Wie Kurz sieht auch Rainer Oexle, der in Bietigheim etwa 950 Hühner in Freilandhaltung hat, eine große Herausforderung bei der Stallpflicht darin, die Tiere zu beschäftigen. „Hühner können sehr destruktiv werden, wenn sie sich nicht so beschäftigen können, wie sie es gewohnt sind“, erklärt Oexle, der seine Mobilställe unter dem Namen „Christians Freilandeier“ betreibt. Kurz sorgt in den ohnehin schon größeren Wintergärten mit Picksteinen, Heunetzen, Luzerneballen, Strohballen und Langstroheinstreu für Beschäftigung.

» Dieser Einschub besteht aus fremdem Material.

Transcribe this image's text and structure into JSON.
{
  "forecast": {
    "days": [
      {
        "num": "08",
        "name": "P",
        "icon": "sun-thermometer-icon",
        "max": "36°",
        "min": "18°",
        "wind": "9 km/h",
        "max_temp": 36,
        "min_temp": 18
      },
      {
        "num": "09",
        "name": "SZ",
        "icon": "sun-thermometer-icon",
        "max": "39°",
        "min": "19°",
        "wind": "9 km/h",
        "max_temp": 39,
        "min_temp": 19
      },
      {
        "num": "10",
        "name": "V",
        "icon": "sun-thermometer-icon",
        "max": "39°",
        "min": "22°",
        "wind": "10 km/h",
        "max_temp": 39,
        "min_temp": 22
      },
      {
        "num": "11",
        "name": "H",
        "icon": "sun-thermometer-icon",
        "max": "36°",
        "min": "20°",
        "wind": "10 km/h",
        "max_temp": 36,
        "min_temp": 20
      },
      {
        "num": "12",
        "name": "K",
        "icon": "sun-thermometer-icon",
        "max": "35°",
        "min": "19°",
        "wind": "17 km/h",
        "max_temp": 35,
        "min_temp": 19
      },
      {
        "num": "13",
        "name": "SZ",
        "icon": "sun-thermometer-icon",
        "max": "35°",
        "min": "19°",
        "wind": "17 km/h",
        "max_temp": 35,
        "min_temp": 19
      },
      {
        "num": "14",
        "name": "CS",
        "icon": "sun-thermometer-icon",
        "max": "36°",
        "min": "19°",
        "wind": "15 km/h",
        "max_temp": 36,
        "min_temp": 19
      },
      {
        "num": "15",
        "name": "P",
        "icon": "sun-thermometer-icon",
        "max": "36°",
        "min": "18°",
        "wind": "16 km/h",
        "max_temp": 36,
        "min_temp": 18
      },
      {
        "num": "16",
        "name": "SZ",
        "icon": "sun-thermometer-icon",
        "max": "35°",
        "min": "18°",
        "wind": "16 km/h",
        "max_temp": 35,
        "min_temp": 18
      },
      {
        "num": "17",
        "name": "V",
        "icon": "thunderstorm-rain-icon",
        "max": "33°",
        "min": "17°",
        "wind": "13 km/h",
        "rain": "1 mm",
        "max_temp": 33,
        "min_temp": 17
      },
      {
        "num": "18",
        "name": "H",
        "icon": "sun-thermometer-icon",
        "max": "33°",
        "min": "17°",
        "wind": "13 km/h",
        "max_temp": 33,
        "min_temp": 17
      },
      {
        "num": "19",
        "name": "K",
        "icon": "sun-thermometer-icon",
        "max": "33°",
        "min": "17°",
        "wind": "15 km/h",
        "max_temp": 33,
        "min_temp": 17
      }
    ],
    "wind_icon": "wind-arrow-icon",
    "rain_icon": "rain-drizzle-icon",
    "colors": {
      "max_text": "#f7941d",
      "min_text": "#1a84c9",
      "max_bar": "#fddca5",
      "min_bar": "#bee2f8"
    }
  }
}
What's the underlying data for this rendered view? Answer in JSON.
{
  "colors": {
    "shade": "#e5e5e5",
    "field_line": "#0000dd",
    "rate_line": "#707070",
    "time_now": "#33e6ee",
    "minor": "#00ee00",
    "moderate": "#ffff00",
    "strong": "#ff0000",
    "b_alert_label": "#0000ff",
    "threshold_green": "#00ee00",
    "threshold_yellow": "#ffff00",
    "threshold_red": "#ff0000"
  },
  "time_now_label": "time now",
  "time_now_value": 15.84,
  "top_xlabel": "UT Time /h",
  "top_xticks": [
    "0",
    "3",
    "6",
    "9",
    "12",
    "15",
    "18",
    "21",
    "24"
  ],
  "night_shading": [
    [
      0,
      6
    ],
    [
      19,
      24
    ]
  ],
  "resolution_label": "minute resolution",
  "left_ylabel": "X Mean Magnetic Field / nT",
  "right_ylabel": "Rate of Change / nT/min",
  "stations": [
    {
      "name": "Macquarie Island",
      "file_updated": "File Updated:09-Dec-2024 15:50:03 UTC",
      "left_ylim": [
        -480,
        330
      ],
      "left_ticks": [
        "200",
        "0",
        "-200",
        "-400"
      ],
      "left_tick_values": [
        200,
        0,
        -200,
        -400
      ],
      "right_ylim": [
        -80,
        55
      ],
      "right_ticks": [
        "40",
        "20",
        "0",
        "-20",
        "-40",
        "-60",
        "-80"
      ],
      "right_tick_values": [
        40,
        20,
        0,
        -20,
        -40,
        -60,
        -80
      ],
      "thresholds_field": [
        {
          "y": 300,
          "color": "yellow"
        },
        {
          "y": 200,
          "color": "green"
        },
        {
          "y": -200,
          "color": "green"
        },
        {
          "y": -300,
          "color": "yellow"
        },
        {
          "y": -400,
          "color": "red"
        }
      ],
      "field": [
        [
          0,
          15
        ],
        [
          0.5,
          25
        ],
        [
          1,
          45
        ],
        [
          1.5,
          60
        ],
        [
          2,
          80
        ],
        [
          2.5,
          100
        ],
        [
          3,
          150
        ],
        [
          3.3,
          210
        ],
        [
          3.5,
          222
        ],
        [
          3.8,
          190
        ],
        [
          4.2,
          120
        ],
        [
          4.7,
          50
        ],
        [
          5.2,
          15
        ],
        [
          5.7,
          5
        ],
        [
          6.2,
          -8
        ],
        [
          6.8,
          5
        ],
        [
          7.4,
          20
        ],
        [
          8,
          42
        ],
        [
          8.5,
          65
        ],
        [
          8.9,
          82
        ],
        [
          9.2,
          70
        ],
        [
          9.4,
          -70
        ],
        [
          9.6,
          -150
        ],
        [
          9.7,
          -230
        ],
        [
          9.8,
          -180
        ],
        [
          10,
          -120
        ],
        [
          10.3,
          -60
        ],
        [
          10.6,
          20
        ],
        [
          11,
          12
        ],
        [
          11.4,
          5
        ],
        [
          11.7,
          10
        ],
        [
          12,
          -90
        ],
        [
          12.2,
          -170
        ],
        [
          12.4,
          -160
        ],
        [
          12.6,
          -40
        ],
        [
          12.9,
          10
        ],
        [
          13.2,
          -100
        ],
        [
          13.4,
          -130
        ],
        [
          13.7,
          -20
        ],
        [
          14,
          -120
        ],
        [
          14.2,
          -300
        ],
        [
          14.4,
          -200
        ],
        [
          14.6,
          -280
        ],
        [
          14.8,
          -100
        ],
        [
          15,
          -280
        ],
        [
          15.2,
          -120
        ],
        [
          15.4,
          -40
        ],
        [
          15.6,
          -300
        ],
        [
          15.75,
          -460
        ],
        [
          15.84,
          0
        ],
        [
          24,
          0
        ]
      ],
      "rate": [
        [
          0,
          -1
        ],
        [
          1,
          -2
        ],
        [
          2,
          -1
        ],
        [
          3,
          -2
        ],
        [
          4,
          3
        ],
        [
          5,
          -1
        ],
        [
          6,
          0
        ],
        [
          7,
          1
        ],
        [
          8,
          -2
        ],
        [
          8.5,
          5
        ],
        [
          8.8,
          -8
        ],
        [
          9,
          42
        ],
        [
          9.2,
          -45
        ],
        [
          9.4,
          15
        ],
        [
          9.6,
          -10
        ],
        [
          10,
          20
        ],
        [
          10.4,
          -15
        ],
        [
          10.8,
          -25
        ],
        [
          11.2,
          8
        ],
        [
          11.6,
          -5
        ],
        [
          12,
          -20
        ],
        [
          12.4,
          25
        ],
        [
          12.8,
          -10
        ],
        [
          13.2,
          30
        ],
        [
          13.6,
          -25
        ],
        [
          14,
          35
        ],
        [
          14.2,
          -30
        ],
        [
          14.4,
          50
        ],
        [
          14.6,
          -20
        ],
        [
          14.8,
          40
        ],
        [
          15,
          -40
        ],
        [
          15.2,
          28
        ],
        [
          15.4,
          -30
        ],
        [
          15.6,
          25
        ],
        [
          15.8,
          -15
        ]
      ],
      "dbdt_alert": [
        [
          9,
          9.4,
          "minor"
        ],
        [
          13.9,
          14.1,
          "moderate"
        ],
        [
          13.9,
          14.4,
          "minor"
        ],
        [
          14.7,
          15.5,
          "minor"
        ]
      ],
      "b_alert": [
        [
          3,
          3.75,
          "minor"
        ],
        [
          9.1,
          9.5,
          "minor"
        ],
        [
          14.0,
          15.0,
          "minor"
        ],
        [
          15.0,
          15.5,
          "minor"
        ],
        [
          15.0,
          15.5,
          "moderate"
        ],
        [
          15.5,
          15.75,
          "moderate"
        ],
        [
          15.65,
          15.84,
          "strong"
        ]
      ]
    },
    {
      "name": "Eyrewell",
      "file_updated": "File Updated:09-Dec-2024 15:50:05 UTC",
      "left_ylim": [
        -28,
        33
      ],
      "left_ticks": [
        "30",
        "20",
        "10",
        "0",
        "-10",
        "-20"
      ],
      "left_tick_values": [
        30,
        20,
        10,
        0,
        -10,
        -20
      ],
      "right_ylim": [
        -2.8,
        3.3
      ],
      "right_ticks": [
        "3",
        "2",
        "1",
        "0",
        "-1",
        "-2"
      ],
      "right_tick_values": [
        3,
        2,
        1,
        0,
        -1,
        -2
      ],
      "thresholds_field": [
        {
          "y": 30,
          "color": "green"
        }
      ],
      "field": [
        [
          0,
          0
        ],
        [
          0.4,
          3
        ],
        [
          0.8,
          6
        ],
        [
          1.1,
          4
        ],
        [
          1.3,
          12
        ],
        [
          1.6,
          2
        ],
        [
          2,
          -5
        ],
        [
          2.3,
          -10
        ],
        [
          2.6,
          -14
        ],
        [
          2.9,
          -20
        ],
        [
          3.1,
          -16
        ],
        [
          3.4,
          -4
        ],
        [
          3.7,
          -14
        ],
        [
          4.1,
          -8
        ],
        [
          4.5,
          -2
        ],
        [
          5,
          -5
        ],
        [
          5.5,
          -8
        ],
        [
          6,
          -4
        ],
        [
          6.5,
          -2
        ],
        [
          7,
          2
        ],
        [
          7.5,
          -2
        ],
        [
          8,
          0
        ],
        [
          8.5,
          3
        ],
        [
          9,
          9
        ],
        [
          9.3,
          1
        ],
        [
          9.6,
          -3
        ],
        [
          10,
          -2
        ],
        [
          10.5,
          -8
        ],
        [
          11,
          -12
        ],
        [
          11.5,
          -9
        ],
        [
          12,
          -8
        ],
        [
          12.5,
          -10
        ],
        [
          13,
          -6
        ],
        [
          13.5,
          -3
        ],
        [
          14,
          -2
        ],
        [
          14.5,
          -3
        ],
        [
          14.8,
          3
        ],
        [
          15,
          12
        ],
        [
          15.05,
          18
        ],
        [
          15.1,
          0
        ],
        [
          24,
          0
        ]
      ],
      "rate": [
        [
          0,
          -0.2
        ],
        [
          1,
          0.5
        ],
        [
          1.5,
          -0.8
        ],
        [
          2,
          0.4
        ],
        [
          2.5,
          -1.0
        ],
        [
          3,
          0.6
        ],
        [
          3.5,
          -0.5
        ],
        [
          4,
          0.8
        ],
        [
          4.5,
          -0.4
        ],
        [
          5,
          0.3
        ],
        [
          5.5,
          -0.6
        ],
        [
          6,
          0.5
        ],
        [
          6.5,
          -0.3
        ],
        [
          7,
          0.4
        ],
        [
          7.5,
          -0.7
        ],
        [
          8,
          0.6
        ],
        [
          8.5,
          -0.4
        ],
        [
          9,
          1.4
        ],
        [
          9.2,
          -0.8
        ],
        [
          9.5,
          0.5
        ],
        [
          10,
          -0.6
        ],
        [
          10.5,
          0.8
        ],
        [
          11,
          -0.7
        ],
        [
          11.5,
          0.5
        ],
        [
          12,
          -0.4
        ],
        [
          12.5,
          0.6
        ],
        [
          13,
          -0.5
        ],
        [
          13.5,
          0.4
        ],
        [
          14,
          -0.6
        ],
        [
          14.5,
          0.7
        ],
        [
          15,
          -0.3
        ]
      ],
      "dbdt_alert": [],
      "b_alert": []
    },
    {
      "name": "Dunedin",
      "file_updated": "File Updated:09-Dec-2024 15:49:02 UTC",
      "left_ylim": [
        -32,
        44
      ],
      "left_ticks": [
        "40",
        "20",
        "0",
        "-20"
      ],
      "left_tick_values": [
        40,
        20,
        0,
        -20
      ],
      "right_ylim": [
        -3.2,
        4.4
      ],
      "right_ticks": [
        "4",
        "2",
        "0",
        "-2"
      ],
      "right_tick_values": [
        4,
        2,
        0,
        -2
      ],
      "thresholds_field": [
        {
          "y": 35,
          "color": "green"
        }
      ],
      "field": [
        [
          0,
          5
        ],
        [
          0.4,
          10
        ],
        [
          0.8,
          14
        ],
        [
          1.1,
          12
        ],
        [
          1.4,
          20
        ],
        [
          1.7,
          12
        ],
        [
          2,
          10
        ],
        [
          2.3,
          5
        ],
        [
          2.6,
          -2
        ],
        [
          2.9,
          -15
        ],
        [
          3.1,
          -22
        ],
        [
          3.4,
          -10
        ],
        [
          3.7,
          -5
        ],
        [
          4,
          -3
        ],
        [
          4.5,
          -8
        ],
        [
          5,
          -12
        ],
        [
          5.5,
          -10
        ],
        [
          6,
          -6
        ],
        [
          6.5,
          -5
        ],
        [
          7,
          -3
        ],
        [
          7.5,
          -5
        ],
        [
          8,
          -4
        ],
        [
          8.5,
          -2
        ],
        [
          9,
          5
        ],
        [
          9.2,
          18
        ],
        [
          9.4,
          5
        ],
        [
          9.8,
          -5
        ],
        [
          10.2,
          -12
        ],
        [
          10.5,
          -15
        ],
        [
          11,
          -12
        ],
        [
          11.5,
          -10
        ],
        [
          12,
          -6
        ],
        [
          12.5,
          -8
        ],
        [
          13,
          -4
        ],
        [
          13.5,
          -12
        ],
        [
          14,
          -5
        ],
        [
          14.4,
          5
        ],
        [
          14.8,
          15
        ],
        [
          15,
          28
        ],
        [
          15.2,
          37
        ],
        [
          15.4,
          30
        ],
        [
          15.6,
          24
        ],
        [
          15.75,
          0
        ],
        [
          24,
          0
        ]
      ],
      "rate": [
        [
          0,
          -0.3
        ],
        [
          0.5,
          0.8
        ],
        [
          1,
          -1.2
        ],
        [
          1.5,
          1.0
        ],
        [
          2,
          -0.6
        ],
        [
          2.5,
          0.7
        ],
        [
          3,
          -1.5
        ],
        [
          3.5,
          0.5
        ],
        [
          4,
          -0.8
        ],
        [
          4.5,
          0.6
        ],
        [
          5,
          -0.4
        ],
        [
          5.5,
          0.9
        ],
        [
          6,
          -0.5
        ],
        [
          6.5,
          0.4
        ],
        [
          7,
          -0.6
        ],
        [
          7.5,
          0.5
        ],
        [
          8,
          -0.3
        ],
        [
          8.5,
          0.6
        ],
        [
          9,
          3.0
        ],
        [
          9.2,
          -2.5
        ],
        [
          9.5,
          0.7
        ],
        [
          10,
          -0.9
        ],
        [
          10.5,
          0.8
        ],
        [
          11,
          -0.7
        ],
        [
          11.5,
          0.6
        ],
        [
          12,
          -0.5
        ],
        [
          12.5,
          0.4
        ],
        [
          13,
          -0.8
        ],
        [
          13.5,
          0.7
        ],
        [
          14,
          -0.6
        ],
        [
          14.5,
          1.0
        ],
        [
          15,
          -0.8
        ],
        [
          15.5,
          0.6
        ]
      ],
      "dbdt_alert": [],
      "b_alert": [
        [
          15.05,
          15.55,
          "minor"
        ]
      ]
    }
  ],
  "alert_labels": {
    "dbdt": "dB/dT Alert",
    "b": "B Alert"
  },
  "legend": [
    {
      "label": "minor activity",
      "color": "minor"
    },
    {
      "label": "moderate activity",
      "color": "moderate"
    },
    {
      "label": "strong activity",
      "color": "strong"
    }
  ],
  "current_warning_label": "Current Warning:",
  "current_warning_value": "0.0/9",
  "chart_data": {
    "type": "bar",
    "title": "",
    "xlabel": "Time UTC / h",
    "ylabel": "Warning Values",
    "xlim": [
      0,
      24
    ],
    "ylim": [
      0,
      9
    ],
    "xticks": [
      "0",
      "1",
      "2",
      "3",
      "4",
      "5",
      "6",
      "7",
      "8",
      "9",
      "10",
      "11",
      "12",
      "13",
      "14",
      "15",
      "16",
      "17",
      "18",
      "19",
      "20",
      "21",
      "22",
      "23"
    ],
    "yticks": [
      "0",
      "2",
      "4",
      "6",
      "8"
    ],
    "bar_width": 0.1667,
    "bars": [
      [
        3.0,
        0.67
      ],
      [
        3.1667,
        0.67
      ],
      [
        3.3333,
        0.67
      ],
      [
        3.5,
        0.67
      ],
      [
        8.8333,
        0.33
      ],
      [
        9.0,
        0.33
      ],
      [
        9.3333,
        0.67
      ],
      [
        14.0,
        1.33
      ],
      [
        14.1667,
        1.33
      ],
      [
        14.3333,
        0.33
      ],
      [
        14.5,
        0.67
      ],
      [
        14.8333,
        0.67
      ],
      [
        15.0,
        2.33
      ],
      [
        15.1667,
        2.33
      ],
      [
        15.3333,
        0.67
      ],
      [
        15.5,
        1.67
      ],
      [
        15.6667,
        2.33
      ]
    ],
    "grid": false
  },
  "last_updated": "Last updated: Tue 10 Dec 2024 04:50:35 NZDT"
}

Oexle weist auch darauf hin, dass eine Stallpflicht ein scharfes Mittel sei, sich die Frage aber stelle, wie lange sie gelte und ob dadurch die Ausbreitung der Krankheit verhindert werden könne: „Wildvögel können Sie nun einmal nicht kontrollieren.“

Bei allen Geflügelhaltern spielt auch die Sorge um die Tiere in die Abwägung mit hinein. Zwar gehe es um wirtschaftliche Werte, wie Matthias Kurz sagt, aber vor allem habe man eine Verbindung zu seinen Tieren. Und wenn in einem Betrieb Vogelgrippe vorkomme, müssten alle Tiere gekeult werden.